厳しく言うなら、この教師にはこの行事が見えていないのだ。その行事の意義を考えていないのだ。その意義もわかっていない教師が、子どもたちに一所懸命に行事に取り組ませようと考える手立てにどれほどの価値があるだろう。そんな手立てがどれほど機能し得るだろう。この教師は、行事指導に取り組むにあたって当然考えておくべきことをそうと意識せぬままにサボタージュしているのではないか。私にはそう見えてしまう。

〈なぜ〉とさえ考えれば人間関係の質に目が向くのである。〈なぜ〉とさえ考えれば行事の意義にも位置づけにも考えが及ぶのである。それは、繰り返しになるが、〈なぜ〉という問いに潜在しているものを顕在化させる機能があるからだ。

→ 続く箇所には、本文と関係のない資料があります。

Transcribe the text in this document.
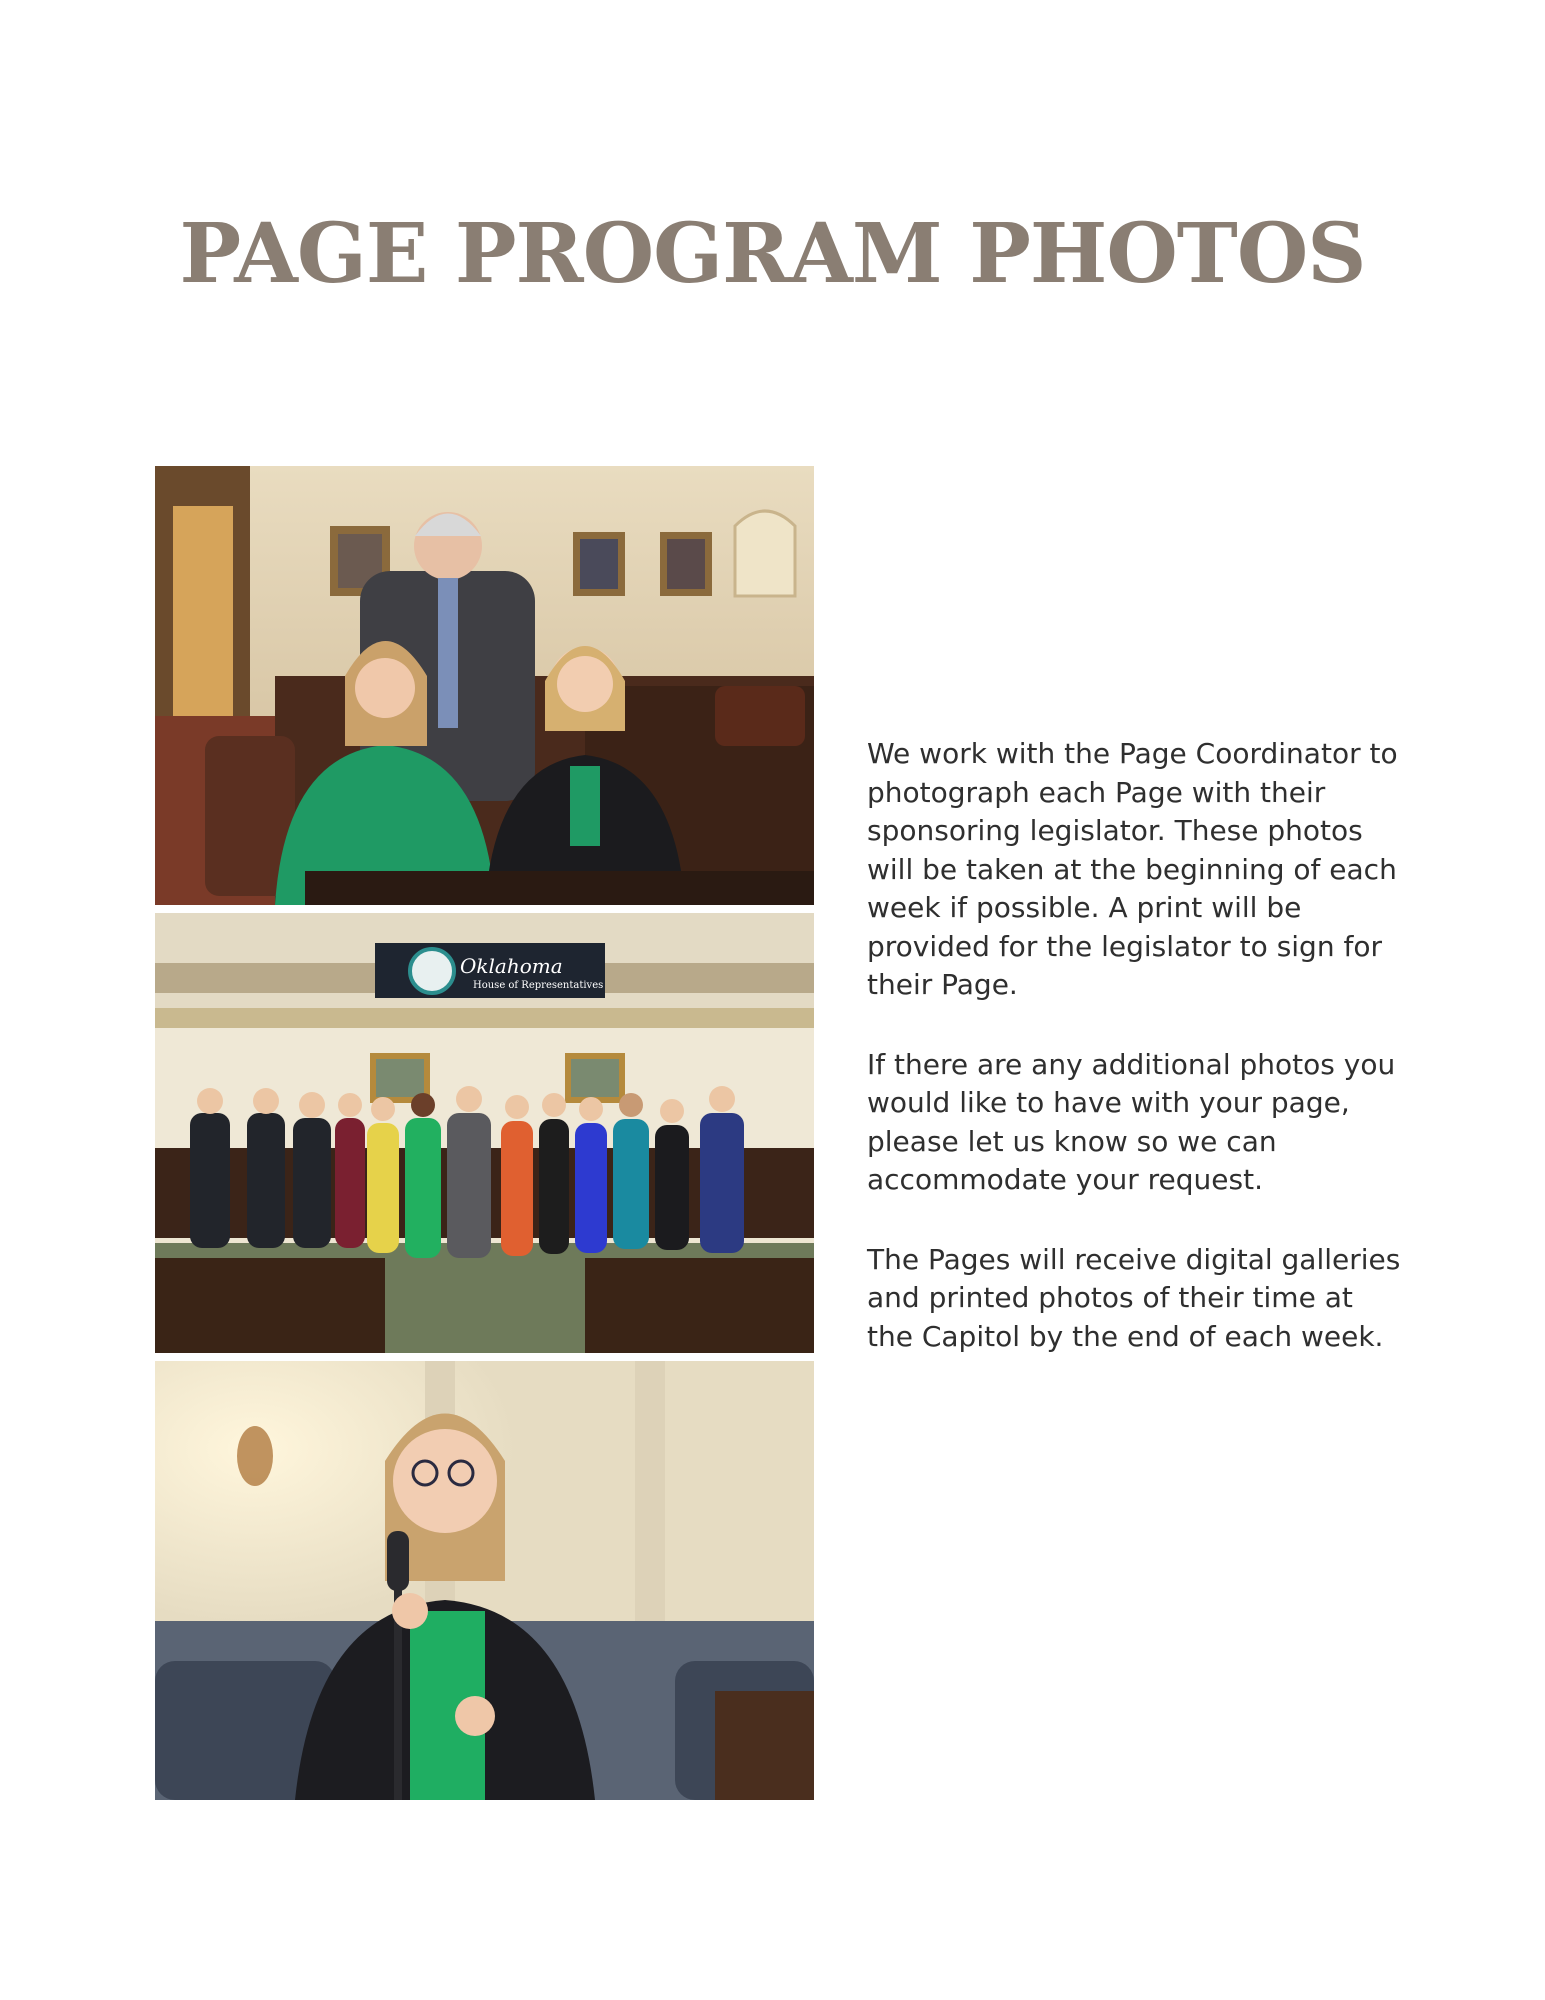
PAGE PROGRAM PHOTOS
Oklahoma
House of Representatives

We work with the Page Coordinator to photograph each Page with their sponsoring legislator. These photos will be taken at the beginning of each week if possible. A print will be provided for the legislator to sign for their Page.

If there are any additional photos you would like to have with your page, please let us know so we can accommodate your request.

The Pages will receive digital galleries and printed photos of their time at the Capitol by the end of each week.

〈どのように〉と問う前に〈なぜ〉を問うべきなのである。〈なぜ〉を問い、仮説を立ててこそ、初めて〈なにを〉〈どのように〉と考える資格を得られるのである。〈なぜ〉を問わぬままにいきなり〈どのように〉を問うことは、深い霧のなか、進路には断崖があるかもしれぬのに、ただ取り敢えず進もうとする態度に等しいのだ。前に進みたいのなら、一歩を踏み出したいのなら、まずは視界を鮮明にすることに心血を注ぐべきではないのか。 〈どのように〉と考えがちなところをちょっと立ち止まる。〈なぜ〉かと自分に問いかけてみる。その癖をつけるだけで視野は大きく広がるのだ。

〈HOW〉から〈WHY〉への転換─それはあなたの〈世界観〉を広げるのである。